Monday, August 17, 2015

The Lone Pine Club play reviewed

For an hour on a sunny Saturday afternoon in Norfolk I recaptured my childhood  - or at least a treasured part of it.

There was a time when I refused to read anything but Malcolm Saville's Lone Pine books, and this summer the Pentabus Rural Theatre Company has turned those books into a play and toured it round five National Trust properties. I saw it at Sheringham Park, a couple of miles from the centre of that town.

There is one venue left: you can still catch the play at Wallington near Morpeth in Northumberland. If you have young children or have not let your heart grow hard, I recommend you do so.

Malcolm Saville is best described as the thinking child's Enid Blyton and, as Tony Gillam suggested in an early review, hanging over this project was the shadow of The Comic Strip's Give Go Mad in Dorset.

But that spook was swept away by the good nature of the script and the energy of the acting. When the Malcolm Saville Society was formed 20 years ago I coined the term 'amused respect' to describe our attitude to him, and that was very much the spirit of The Lone Pine Club play.
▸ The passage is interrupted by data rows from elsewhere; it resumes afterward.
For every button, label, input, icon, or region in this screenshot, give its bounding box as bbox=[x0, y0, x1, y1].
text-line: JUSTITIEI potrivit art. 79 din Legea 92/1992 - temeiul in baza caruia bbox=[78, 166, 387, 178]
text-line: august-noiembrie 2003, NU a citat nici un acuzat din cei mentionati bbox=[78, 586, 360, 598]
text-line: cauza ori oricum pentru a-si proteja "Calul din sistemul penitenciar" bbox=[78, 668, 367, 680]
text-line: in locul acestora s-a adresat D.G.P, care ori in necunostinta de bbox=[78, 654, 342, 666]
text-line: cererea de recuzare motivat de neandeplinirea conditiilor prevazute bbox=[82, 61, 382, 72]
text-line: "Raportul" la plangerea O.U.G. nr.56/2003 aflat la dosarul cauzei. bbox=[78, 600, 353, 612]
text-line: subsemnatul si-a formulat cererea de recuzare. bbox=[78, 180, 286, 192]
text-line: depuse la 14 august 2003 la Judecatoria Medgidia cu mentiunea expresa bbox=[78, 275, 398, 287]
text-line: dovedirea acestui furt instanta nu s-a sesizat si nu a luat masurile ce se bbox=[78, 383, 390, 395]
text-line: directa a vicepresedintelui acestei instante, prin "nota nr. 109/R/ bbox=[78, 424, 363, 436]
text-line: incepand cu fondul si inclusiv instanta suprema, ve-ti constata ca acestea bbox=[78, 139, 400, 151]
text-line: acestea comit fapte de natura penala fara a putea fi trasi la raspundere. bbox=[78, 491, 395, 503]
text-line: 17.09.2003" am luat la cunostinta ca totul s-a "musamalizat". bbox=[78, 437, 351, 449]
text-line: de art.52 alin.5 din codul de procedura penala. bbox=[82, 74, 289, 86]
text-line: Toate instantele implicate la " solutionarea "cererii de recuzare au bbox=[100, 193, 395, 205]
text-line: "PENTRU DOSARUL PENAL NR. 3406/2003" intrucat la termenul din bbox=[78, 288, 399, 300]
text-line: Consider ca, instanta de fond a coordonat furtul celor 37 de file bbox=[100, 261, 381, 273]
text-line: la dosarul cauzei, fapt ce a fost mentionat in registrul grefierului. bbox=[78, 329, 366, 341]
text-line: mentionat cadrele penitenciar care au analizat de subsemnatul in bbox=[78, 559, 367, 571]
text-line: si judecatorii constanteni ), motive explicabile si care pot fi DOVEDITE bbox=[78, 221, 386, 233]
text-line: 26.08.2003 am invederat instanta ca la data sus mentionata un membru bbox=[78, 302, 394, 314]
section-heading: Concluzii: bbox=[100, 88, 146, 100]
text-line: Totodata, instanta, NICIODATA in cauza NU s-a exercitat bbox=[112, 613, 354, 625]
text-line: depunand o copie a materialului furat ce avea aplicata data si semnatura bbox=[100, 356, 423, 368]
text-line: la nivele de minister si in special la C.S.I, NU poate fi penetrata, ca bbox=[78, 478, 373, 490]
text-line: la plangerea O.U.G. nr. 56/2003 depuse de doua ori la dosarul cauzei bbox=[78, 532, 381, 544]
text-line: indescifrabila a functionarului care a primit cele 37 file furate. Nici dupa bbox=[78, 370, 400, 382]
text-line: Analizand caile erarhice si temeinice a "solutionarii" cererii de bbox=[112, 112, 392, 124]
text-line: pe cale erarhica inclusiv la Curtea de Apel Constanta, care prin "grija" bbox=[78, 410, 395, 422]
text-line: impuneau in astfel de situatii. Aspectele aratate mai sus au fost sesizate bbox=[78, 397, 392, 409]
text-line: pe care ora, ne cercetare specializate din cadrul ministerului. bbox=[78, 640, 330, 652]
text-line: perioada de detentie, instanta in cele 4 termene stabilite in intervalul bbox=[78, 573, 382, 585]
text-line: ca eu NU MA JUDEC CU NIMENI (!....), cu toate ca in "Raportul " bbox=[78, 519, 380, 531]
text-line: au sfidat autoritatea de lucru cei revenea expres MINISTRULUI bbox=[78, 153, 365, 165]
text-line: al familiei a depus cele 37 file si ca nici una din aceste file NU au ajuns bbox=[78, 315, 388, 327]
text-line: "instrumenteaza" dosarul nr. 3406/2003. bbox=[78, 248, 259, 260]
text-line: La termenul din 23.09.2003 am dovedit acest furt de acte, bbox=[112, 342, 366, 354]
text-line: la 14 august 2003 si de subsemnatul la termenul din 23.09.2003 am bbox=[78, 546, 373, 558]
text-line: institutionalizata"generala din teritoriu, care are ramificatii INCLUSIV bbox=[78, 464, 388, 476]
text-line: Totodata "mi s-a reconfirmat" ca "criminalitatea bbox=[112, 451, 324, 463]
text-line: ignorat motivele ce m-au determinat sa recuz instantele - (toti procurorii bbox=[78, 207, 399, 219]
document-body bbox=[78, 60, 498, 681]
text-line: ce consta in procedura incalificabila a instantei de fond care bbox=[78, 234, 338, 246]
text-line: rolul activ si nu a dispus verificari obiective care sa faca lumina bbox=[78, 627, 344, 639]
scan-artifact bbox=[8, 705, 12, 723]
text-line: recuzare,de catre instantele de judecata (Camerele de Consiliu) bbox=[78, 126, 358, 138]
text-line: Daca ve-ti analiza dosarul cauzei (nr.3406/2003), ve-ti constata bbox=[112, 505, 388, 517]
The Saville family wisely gave Alice Birch free rein in adapting the books, and she came up a script that conveyed their essence perfectly.

It featured the book's central character David Morton, his younger twin brother and sister Dickie and Mary, and Peter (Petronella Sterling). Still young, they looked back over their adventures, occasionally breaking out to complain that the story didn't go like that or the best bits were being left out.

Other characters were portrayed by the four young adult members of the cast, who sometimes found themselves obliged to play more than one person in the same scene. With hilarious consequences.

It seems unfair to single out one member of the cast, and it may be down to the writing or the direction, but I have to say that Anya Collyer, who seems to be least experienced of the four, in some magical way was the Peter of the books.

The only note of sadness was when I worked out that the last time I was in Sheringham it was to have tea with Malcolm Saville's younger son, the Revd Jeremy Saville, and his wife.

He has since died, and only Rosemary Dowler, the elder daughter, of Malcolm Saville's children is still with us. You can see her in the photograph above with the cast of the play (and Mackie the dog, of course) at its first venue in Shropshire.

As Rosemary writes in the excellent programme for the play:
It is sad that my brothers, Robin and Jeremy, and my sister Jennifer, are not around to join in the fun, but I know they would be as delighted as I am to see my father's books being brought to life in such a delightful way.